独自体験を含む情報を出そうとすると、事業の中にいる人、顧客と接している人、実際に支援や施工や提案をしている人を巻き込まざるを得ません。SEOはこの方向に強く引っ張られているため、ますますお客さんまたの仕事になりやすいわけです。
ここを理解していれば、SEOを始めるときに必要なのは勉強だけではないと分かります。社内外の人をどう動かすか、どう協力してもらうかまで含めた準備が必要です。
向き不向きを考えるヒント
この違いは、どちらを学ぶか、どちらを強みにするかを考える材料にもなります。中の人と一緒に伴走し、現場の情報を引き出しながら形にしていくのが好きなら、SEOは相性がよいかもしれません。反対に、データを見ながらスピード感を持って改善を回す方がしっくりくるなら、広告の方が向く場合があります。

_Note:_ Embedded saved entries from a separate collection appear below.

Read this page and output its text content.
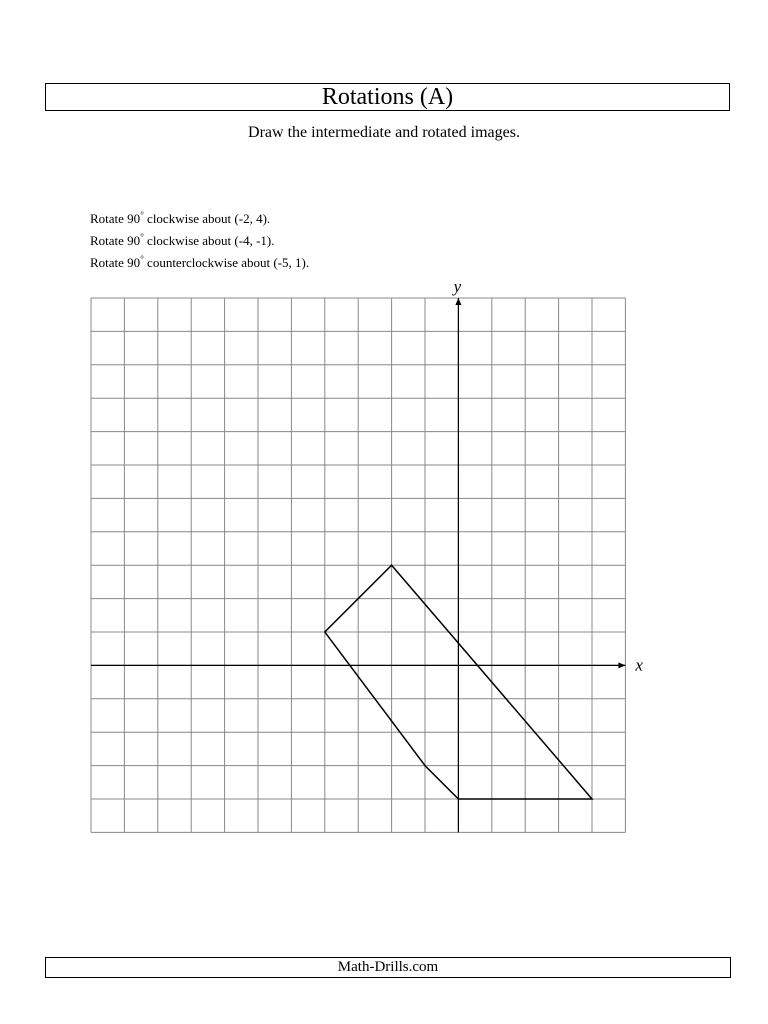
Rotations (A)
Draw the intermediate and rotated images.
Rotate 90° clockwise about (-2, 4).
Rotate 90° clockwise about (-4, -1).
Rotate 90° counterclockwise about (-5, 1).
x
y
Math-Drills.com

もちろん両方できるのが理想ですが、入り口として自分の性質に合う方を知っておくのは有効です。
まとめ:違うのは知識だけではない
SEOとWeb広告の違いは、単なるノウハウやテクニックの差だけではありません。特にSEOは、お客さんの協力を引き出し、現場の情報を一緒に掘り起こしていく仕事としての側面が強くなっています。
両方に挑戦したいなら、このオペレーションの違いを先に理解しておくことが大切です。それだけでも、学び方も準備の仕方も、かなり現実に合ったものになります。